Изменить размер шрифта - +

"Ах, сестра, как мучительна оборотная сторона славы! Черт побери, да здравствуют лавочники!.. Вот счастливцы! Впрочем, нет, они всю жизнь проводят, торгуя мылом и швейцарским сыром!.. В таком случае долой лавочников! Да здравствуют литераторы!"

Порою он отдыхал от своего "Кромвеля", "делая наброски к небольшому роману в античном духе..."

"Выхожу редко, - писал он, - но когда у меня ум за разум заходит, я развлекаюсь прогулкой на кладбище Пер-Лашез!.. Но, даже навещая мертвых, я замечаю только живых".
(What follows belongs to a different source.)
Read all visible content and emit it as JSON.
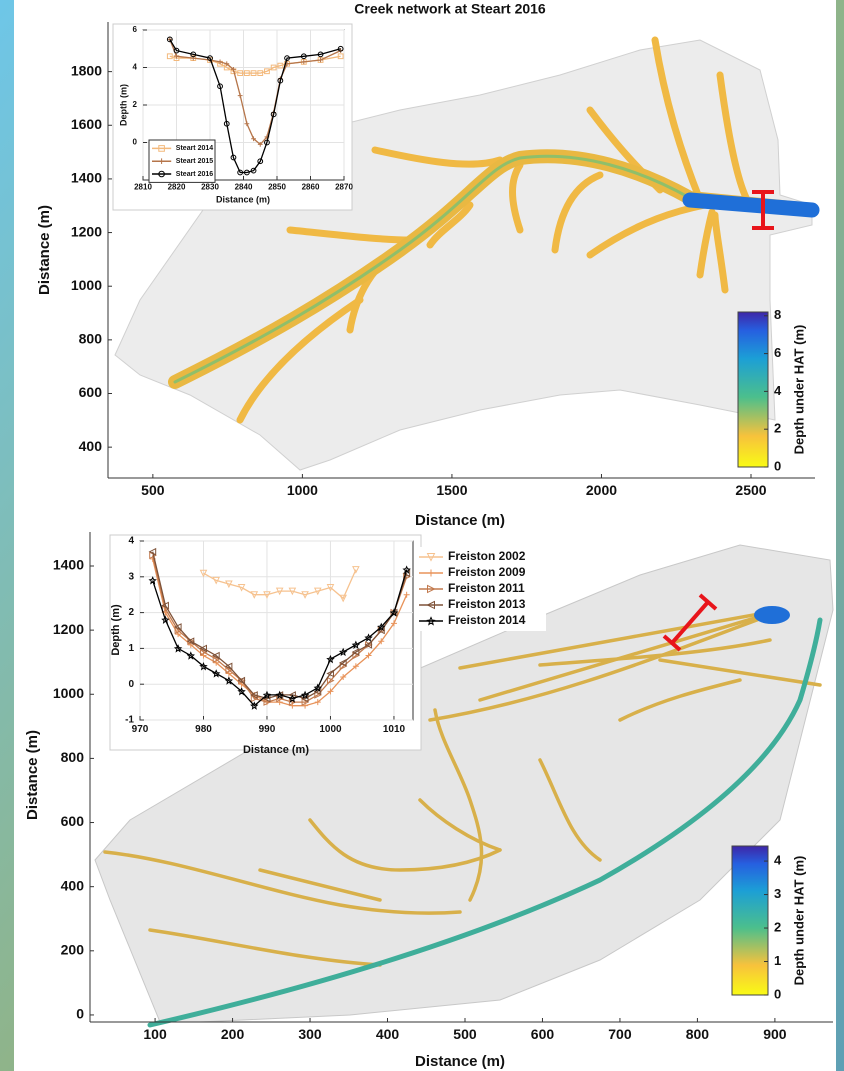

Да и в своей мансарде на улице Ледигьер он порою принимал живых. Мать привозила свиной окорок, и это улучшало его обычный рацион. Дядюшка Даблен по-прежнему навещал его. Оноре всякий раз ожидал его прихода, чтобы поговорить о театре, о книгах, о политике с этим торговцем скобяными товарами, любившим классиков и придерживавшимся либеральных взглядов. "Коварный дядюшка, вот уже шестнадцать долгих дней я вас не видел. Как это дурно с вашей стороны, ведь вы - единственное мое утешение... Знайте, целую неделю я живу как в преисподней. Я ничего не видал, ни о чем не слыхал, никто мне и словечка не написал; даже мамаша Комен и та не показывается".

Ему уже осточертели англичане-цареубийцы, и все же он днем и ночью заставлял себя воспевать их французским александрийским стихом. "Я твердо решил: хоть околею, но доведу до конца "Кромвеля" и напишу еще кое-что, прежде чем матушка потребует у меня отчета, на что я убил время". Впрочем, театр должен был стать только первым шагом. Он писал Лоре, которой привык поверять свои заветные мысли, что Французская революция еще далеко не закончена и что в дни политических кризисов возникает потребность в литераторах, ибо они знают человеческое сердце, - словом, если он будет держаться молодцом, а Оноре на это надеется, то добьется не только литературной славы, но и славы великого гражданина. "Я уподобляюсь Перетте с кувшином молока... Если в Вильпаризи ненароком продают гениальность, купи для меня, да как можно больше".

Он мечтал о том, чтобы в его мансарде стояло фортепьяно и можно было бы отдохнуть между двумя тирадами из трагедии, играя любимую пьесу - "Сон Руссо" Крамера. Запрет показываться на людях тяготил его. В октябре 1819 года он писал Теодору Даблену:

"Я еще не видел ни одной пьесы своего старого генерала Корнеля. А это очень плохо для новобранца. Так хочется посмотреть "Цинну", что порою просто подмывает купить билет в огражденную перилами ложу. Кто, черт побери, разглядит меня из партера в толпе?"

Оноре похудел, побледнел, глаза у него ввалились, отросла борода, и вид был такой, точно он "вышел из больницы или играет роль в мелодраме". Он страдал от сильной зубной боли, но лечиться не хотел, заявляя, что "волки никогда не обращаются к дантистам, и люди должны следовать их примеру". Это великолепное рассуждение, "достойное нашего папы", привело к тому, что у Бальзака уже в юности был щербатый рот.

Сердце его осталось в Вильпаризи. Не так-то легко было оторваться от "небесного семейства". У бабушки "совсем разыгрались нервы", но она все же тайком оплачивала счета переплетчика, которому задолжал Оноре. Мамаша Ирида-Комен, прозванная также "балаболкой", приносила ему письма от Лоры, где на все лады повторялось одно: "Пиши, пиши, пиши". Он выполнял ее просьбу и восхищался эрудицией сестры, цитировавшей Монтескье: "Счастливы братья, имеющие таких сестер, как моя Лора". Она подтрунивала над его амурными похождениями, героиней которых была то едва знакомая ему барышня с третьего этажа, то еще какая-нибудь девица. "Ох уж эта Лора! Она желает видеть во мне Ловеласа! Но почему, скажите на милость? Добро бы я был Адонисом или Селадоном, а китайскому болванчику место не в алькове у дамы, а на ее камине". Оноре хотел бы, чтобы она представила его себе в ночном одеянии: на нем шерстяная фуфайка, а поверх - старый каррик, ибо в мансарде ледяная стужа; он просил сестру прислать ему колпак из красной мериносовой шерсти, подбитый ватой, словом, как у папы.